厚生労働省は、5月15日、第44回社会保障審議会介護保険部会を開催した。
この日の回と次回の同部会では、地域包括ケアシステムの構築、介護保険制度の持続可能性の確保にむけて、これまでの議論、4月22日の社会保障制度改革国民会議で提示された議論の整理(医療・介護分野)の記載内容をふまえて、網羅的な意見交換を行うこととし、この日は、以下の項目について各委員から意見が挙がった。
(1)市町村での体制整備・保険者機能関係
・地域包括支援センター
・地域ケア会議
・在宅医療・介護の連携の推進
・生活支援・介護予防
・介護保険事業計画
・「見える化」の推進
(2)制度関係
・第1号被保険者の保険料
・利用者負担
・補足給付(低所得者の食費・居住費の負担軽減)
・介護納付金の総報酬割
なかでも、意見が集中したのが、「生活支援・介護予防」の部分だ。これについては、社会保障制度改革国民会議で、「軽度の高齢者は、見守り・配食等の生活支援が中心であり、要支援者の介護給付範囲を適正化すべき。具体的には、保険給付から地域包括ケア計画と一体となった事業に移行し、ボランティア、NPOなどを活用し柔軟・効率的に実施すべき」と指摘されていた。また、新聞各紙でも、「『要支援』の分離検討」といった見出しが躍っていた。

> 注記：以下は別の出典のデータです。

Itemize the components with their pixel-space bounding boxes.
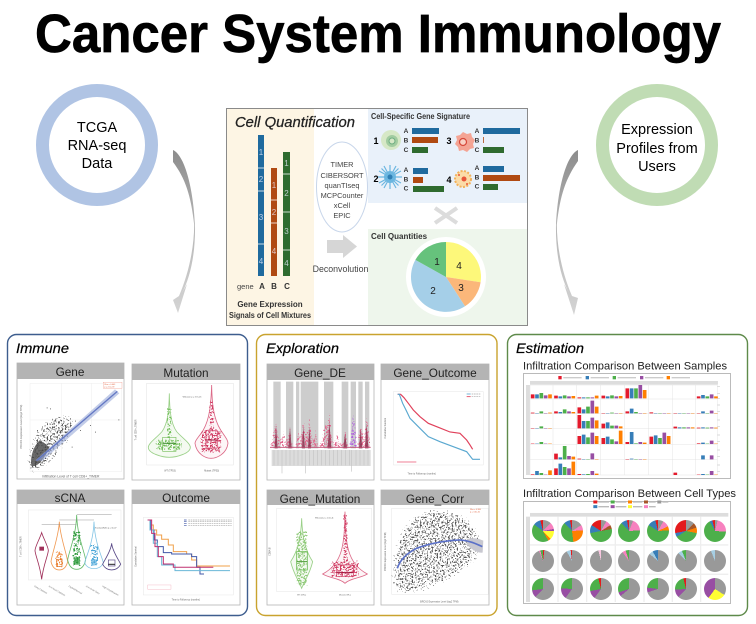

これに対し、委員からは、「効果を検証すべき」という声が多く挙がった。
UAゼンセン日本介護クラフトユニオン顧問・政策主幹の河原四良委員は、“働く者の立場から”と前置きし、「給付範囲の適正化について話す前に、提供しているサービスが自立支援になっているのか、検証する必要がある。自立支援につながっていないサービスがあれば、思い切って介護保険から外すべき。利用者からも働く側からも納得を得るには、財源からの議論ではなく、『自立』に寄与しているかという観点で議論をすべき」と主張。一般的にはホームヘルパーに対して家政婦というイメージがいまだに拭えない現状を鑑み、“自立支援につながっているサービス”を精査することで、働く側にとっても納得感を得られるのではないかと指摘した。
日本看護協会常任理事の齊藤訓子委員も、「効果についてもう少しデータが出ないと、判断がつかないのではないか?」と指摘。
日本介護福祉士会名誉会長の田中雅子委員は、社会保障制度改革国民会議の指摘に対し、「生活支援が中心であれば、自立に効果がないと言いたいのか?」と疑問を呈し、「これまでに予防給付に対して、介護予防サービス計画がつくられ、すでにデータが集まっているはず。当事者がどうなったのか、示すべき。一律に、予防給付が財源を圧迫しているという議論は納得いかない」と意見した。
また、民間介護事業推進委員会代表委員の山本敏幸委員は、2011年に行った、生協の介護予防訪問介護サービスに関する調査結果を紹介し、37%が「利用者がヘルパーと共に実施」、18%が「ヘルパー単独で実施し、利用者は別の作業を実施」と回答していること、さらに、90%の利用者が「心身状態が維持・改善した」と回答していることを明らかにした。こうした結果に対し、山本委員は、「介護予防の効果があることがアンケートからもわかる。生活リハビリという視点で行われており、悪化を防げている。効果があるサービスは(介護保険に)残すべき」と主張した。